Thousands rallied in Baghdad on Friday to demand that American troops leave the country during the “million-man” march called for by an influential Shiite cleric amid heightened anti-U.S. sentiment after a U.S. drone strike earlier this month killed a top Iranian general in the Iraqi capital.
Since mid-morning, large crowds gathered on the Muslim day of prayers as loudspeakers blasted “no, no America!” at a central square in Baghdad. A child held up a poster reading, “Death to America. Death to Israel.” But by the afternoon the rally had failed to reach the critical numbers called for by the radical cleric, Muqtada al-Sadr.
A representative of al-Sadr took to the stage at the protest site and read out a statement by the influential Shiite cleric and populist politician. It called for all foreign forces to leave Iraq, the cancellation of Iraq's security agreements with the U.S., the closure of Iraqi airspace to American military and surveillance aircraft and for U.S. President Donald Trump not to be "arrogant" when addressing Iraqi officials.

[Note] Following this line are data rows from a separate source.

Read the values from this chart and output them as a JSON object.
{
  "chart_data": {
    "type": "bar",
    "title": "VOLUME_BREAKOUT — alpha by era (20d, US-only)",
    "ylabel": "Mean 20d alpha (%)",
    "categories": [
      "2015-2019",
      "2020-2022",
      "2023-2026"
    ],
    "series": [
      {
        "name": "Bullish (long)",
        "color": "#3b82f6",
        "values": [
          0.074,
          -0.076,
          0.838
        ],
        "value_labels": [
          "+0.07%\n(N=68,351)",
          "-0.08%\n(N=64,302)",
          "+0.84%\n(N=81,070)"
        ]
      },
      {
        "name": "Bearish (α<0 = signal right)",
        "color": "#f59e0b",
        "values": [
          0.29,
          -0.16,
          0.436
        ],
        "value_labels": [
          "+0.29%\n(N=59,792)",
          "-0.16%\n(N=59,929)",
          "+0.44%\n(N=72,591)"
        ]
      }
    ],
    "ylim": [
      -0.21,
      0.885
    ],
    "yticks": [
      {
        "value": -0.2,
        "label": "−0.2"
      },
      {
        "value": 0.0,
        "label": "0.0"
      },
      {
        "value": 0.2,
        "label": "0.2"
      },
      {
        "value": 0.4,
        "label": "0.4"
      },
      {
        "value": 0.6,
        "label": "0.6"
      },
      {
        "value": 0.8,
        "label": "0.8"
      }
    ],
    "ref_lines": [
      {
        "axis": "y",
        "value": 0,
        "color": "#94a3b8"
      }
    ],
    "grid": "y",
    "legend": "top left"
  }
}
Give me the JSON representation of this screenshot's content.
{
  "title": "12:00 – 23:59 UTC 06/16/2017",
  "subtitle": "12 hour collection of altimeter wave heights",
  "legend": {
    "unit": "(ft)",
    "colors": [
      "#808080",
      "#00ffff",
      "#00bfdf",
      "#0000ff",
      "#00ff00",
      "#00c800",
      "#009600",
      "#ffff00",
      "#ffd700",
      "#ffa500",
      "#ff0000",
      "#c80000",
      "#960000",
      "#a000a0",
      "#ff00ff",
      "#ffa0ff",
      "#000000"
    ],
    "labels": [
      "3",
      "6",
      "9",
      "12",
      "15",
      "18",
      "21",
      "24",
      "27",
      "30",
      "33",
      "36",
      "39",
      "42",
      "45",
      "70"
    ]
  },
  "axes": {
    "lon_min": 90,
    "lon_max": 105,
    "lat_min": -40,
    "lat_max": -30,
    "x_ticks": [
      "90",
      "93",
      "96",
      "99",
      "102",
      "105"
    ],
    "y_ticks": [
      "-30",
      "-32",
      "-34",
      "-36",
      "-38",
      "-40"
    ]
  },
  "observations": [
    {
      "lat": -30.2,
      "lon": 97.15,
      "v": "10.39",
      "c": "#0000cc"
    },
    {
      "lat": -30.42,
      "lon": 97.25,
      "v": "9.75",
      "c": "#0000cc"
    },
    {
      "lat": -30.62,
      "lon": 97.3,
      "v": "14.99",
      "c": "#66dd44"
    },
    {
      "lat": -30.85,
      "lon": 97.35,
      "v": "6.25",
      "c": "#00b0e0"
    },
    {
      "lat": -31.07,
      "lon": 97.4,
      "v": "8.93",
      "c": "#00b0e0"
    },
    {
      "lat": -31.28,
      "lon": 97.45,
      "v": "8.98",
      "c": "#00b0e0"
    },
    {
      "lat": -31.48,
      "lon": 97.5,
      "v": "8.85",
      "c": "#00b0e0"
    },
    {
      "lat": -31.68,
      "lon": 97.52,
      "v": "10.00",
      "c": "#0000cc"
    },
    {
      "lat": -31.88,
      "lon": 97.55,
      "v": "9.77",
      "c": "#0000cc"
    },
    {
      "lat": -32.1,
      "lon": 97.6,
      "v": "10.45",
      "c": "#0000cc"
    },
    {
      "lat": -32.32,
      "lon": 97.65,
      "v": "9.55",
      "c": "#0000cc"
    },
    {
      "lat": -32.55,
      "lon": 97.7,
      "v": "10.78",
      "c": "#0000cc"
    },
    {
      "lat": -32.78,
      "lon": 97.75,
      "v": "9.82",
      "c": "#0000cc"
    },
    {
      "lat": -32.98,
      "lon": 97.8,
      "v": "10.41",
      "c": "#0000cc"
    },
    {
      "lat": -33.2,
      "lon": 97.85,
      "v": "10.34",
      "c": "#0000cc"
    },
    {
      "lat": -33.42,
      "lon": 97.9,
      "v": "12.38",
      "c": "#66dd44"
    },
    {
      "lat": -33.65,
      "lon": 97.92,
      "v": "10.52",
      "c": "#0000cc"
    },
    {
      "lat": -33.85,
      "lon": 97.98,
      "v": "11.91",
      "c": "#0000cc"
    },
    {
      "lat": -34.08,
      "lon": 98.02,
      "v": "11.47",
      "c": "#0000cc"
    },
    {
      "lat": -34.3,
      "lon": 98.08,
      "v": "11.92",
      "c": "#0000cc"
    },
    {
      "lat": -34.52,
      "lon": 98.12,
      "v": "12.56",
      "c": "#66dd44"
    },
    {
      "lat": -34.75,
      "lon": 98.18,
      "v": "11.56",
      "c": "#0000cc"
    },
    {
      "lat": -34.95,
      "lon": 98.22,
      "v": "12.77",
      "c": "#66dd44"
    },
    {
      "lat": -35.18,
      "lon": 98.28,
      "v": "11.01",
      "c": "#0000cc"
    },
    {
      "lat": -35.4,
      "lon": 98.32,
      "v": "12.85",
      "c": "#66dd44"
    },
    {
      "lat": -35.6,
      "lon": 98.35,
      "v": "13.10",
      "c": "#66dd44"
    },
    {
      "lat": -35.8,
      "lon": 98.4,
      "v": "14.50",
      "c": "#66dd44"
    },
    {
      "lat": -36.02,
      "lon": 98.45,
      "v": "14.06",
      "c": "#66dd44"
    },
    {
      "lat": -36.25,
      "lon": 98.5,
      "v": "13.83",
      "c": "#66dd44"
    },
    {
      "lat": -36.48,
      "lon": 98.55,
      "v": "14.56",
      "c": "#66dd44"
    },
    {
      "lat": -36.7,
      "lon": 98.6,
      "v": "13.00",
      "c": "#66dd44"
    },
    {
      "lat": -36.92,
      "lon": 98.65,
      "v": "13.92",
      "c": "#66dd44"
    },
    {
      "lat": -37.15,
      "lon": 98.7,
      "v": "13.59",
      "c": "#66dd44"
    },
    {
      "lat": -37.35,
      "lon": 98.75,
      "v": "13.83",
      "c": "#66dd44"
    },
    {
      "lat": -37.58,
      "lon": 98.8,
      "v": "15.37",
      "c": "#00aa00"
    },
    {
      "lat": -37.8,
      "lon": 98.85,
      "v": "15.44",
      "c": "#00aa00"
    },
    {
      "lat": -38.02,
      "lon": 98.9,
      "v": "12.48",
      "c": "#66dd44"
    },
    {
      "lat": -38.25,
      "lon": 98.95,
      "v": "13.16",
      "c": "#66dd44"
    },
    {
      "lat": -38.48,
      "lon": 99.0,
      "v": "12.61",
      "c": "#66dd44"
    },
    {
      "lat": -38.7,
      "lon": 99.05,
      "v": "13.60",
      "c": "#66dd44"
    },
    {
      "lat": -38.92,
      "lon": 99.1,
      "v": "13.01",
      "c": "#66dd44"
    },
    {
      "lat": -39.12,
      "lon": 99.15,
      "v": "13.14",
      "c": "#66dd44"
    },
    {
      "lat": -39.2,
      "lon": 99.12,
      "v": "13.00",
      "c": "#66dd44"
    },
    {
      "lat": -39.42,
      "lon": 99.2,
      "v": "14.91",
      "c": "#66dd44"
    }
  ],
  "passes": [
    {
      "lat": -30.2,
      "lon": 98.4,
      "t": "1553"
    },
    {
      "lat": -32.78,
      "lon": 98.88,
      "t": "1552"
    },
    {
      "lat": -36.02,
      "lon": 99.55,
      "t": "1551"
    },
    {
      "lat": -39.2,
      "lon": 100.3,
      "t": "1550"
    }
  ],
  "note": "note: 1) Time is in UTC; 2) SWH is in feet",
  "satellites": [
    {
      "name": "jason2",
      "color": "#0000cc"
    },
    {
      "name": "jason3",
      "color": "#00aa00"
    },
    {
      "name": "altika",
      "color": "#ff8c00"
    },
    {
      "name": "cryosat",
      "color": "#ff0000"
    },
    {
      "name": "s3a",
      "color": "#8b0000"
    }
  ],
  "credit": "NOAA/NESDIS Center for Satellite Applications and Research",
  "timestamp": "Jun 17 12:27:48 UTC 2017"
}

The march has rattled the separate, months-old protest movement that has rocked the capital and Shiite-majority south, where young Iraqis have demanded a government overhaul, early parliamentary elections and more accountability. After defying violence that has left 470 people dead as well as a spree of kidnappings and intimidations, those protesters fear their cause could be eclipsed by al-Sadr’s power play. “Al-Sadr doesn’t represent us,” one teenager said defiantly late Thursday on a blocked-off thoroughfare in Baghdad.